Last year I “discovered” Our Lady of the Annunciation of Clear Creek and the Christmas Gregorian Chants. Now there is music that requires a knife and fork to consume.
This year a friend turned me on to the Christmas choral works of Benjamin Britten a 20th century composer who “got it” right Britten once wrote: “It is cruel, you know, that music should be so beautiful. It has the beauty of loneliness and of pain: of strength and freedom. The beauty of disappointment and never-satisfied love. The cruel beauty of nature, and everlasting beauty of monotony.” Note the last sentiment, like GCK said “It may not be automatic necessity that makes all daisies alike: it may be that God makes every daisy separately, but has never got tired of making them.”
…everlasting beauty of monotony - The beauty of paradox.

ROGER DU BÉARN gave us this clerihew:

Benjamin Britten,
Feeling hard-bitten,
Gave Billy Budd a bearing
Incomprehensible to Albert Herring.
One more thought from Uncle Gilbert on Christmas:
"The place that the shepherds found was not an academy or an abstract republic; it was not a place of myths... explained or explained away. It was a place of dreams come true."


Anonymous said...

Now such I must admit is a bit if only a bit better. I had mentioned a little while back about your going out with a bang etc... Here to say I'm glad that the detonation has been delayed. Keep up the work. Anyways work for better or for worse. And work is of course Adam's curse.
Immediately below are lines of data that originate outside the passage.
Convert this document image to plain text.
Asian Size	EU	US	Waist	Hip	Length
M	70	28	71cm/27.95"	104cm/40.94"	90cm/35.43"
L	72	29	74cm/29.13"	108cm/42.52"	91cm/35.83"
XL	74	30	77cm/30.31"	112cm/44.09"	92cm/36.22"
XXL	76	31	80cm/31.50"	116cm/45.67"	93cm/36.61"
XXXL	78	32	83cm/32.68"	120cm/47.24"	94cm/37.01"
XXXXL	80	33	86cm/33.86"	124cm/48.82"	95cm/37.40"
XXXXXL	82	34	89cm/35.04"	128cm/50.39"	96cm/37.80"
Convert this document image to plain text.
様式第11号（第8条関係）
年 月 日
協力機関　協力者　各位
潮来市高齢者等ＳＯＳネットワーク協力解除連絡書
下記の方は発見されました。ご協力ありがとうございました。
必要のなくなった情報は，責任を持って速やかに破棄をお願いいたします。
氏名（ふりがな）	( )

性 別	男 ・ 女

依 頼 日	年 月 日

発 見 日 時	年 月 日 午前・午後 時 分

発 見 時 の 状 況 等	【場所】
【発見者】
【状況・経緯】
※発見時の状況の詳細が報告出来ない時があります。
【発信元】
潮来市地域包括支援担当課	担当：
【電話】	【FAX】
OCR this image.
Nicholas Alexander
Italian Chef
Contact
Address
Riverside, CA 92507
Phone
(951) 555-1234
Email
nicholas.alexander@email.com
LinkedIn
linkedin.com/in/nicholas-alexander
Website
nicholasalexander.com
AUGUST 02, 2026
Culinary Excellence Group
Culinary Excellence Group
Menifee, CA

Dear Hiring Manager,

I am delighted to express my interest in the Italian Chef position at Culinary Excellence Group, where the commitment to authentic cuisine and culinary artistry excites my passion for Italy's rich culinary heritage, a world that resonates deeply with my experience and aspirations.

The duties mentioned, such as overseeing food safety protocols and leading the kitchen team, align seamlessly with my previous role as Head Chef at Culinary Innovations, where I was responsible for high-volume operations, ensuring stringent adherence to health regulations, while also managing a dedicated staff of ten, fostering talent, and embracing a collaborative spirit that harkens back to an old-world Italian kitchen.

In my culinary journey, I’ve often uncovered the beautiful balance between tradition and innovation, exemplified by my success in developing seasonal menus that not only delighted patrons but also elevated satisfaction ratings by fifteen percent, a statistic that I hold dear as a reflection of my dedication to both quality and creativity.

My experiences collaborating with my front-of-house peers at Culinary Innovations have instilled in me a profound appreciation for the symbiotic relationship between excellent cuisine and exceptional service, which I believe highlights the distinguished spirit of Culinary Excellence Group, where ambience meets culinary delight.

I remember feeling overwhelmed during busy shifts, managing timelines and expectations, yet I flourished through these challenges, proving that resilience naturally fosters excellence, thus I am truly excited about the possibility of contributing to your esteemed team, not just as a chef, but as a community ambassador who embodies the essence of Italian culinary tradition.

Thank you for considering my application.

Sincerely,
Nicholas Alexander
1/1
I crack the whip at you all the same.

-Yur Kritick

Joe said...

Yur Kritick wrote "work is of course Adam's curse"

YK: Wrongo bongo. Toil is Adam's curse. Man was made to work. Take a look at Genesis again. And John Paul II's Laborem Exercens is good to read after that.

Tim J. said...

I've thought before that the "curses" God pronounced on Adam and Eve could be more usefully understood as penances, which would be no bad thing.

Sort of fundamental penances for all men and women.